TOKYO (Reuters) – More than a dozen stores closed in Tokyo’s high-end Ginza Six mall this week as the coronavirus pandemic kept big spending foreign tourists and other luxury shoppers away from an upscale shopping district famous for brand-name boutiques.
Ginza Six said on Wednesday that around 15 stores, including Italian fashion house Moschino, cosmetics brands Shiseido and Shu Uemura, as well as Salon des Parfums selling Annick Goutal and other fragrance brands, have shut in the past few days.

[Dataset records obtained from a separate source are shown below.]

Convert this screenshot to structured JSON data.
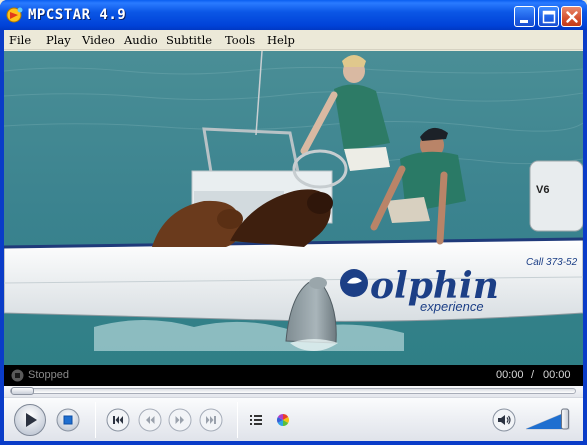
{
  "window": {
    "title": "MPCSTAR 4.9",
    "minimize_label": "Minimize",
    "maximize_label": "Maximize",
    "close_label": "Close"
  },
  "menu": {
    "items": [
      {
        "label": "File"
      },
      {
        "label": "Play"
      },
      {
        "label": "Video"
      },
      {
        "label": "Audio"
      },
      {
        "label": "Subtitle"
      },
      {
        "label": "Tools"
      },
      {
        "label": "Help"
      }
    ]
  },
  "video": {
    "boat_brand": "olphin",
    "boat_brand_sub": "experience",
    "boat_phone": "Call 373-52",
    "engine_badge": "V6"
  },
  "status": {
    "state": "Stopped",
    "time_current": "00:00",
    "time_separator": "/",
    "time_total": "00:00"
  },
  "controls": {
    "seek_position": 0,
    "volume_level": 0.85,
    "icons": [
      "play-icon",
      "stop-icon",
      "skip-previous-icon",
      "rewind-icon",
      "fast-forward-icon",
      "skip-next-icon",
      "playlist-icon",
      "color-wheel-icon",
      "speaker-icon"
    ]
  },
  "colors": {
    "titlebar": "#0A5EF0",
    "close_button": "#D4502E",
    "seawater": "#3F8D98",
    "boat_hull": "#F2F4F5",
    "brand_text": "#1C3F86"
  }
}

The retail complex opened in 2017 with around 240 stores, mostly in the luxury category and catering heavily to foreign visitors, with a large service centre offering tax refund processing and luggage storage.

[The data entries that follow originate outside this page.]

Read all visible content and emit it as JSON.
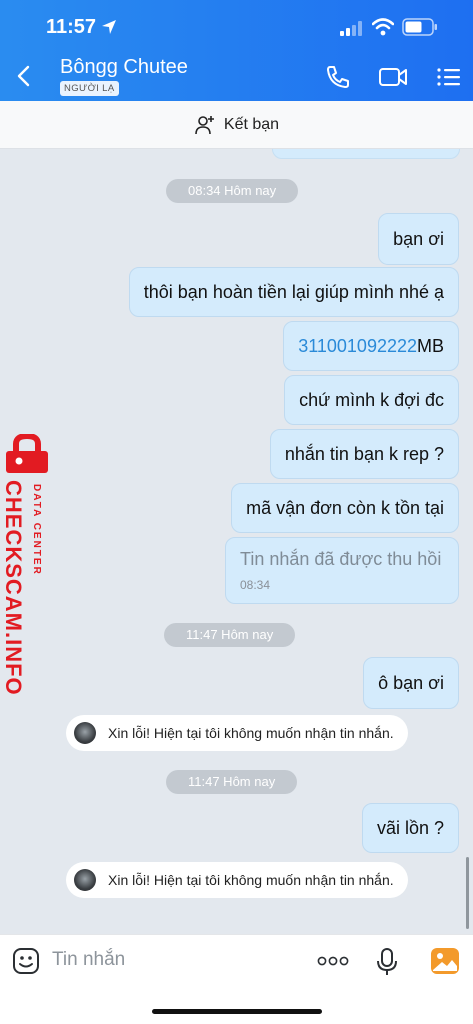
{
  "status": {
    "time": "11:57"
  },
  "header": {
    "contact_name": "Bôngg Chutee",
    "badge": "NGƯỜI LẠ"
  },
  "add_friend": {
    "label": "Kết bạn"
  },
  "messages": [
    {
      "type": "time",
      "text": "08:34 Hôm nay"
    },
    {
      "type": "sent",
      "text": "bạn ơi"
    },
    {
      "type": "sent",
      "text": "thôi bạn hoàn tiền lại giúp mình nhé ạ"
    },
    {
      "type": "sent",
      "link": "311001092222",
      "text": " MB"
    },
    {
      "type": "sent",
      "text": "chứ mình k đợi đc"
    },
    {
      "type": "sent",
      "text": "nhắn tin bạn k rep ?"
    },
    {
      "type": "sent",
      "text": "mã vận đơn còn k tồn tại"
    },
    {
      "type": "recalled",
      "text": "Tin nhắn đã được thu hồi",
      "time": "08:34"
    },
    {
      "type": "time",
      "text": "11:47 Hôm nay"
    },
    {
      "type": "sent",
      "text": "ô bạn ơi"
    },
    {
      "type": "system",
      "text": "Xin lỗi! Hiện tại tôi không muốn nhận tin nhắn."
    },
    {
      "type": "time",
      "text": "11:47 Hôm nay"
    },
    {
      "type": "sent",
      "text": "vãi lồn ?"
    },
    {
      "type": "system",
      "text": "Xin lỗi! Hiện tại tôi không muốn nhận tin nhắn."
    }
  ],
  "watermark": {
    "main": "CHECKSCAM.INFO",
    "sub": "DATA CENTER"
  },
  "input": {
    "placeholder": "Tin nhắn"
  },
  "colors": {
    "header": "#1e6ff1",
    "bubble": "#d4ebfc",
    "link": "#2a8ad8",
    "watermark": "#e21b22"
  }
}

Until the pandemic closed Japan off to most tourists last year, the retail complex was a symbol of the Ginza district’s revival as a popular destination for Asian tourists. Ginza had struggled with deflation and shoppers’ shift to other areas such as Omotesando until an inbound tourism surge in the past decade.
But global travel bans have kept foreign visitor numbers at 1-2% of year-ago levels since last April, according to data from JTB Tourism & Consulting.
Department stores in central Tokyo, heavily dependent on tourists in the past several years, have been hit particularly hard. Isetan Mitsukoshi Holdings’ same-store sales fell more than 30% in 2020, with sales for its Mitsukoshi Ginza store down over 50%.
Investors in Ginza Six included Japanese department store operator J.Front Retailing, trading house Sumitomo Corp and the real estate arm of U.S. private equity firm L Catterton.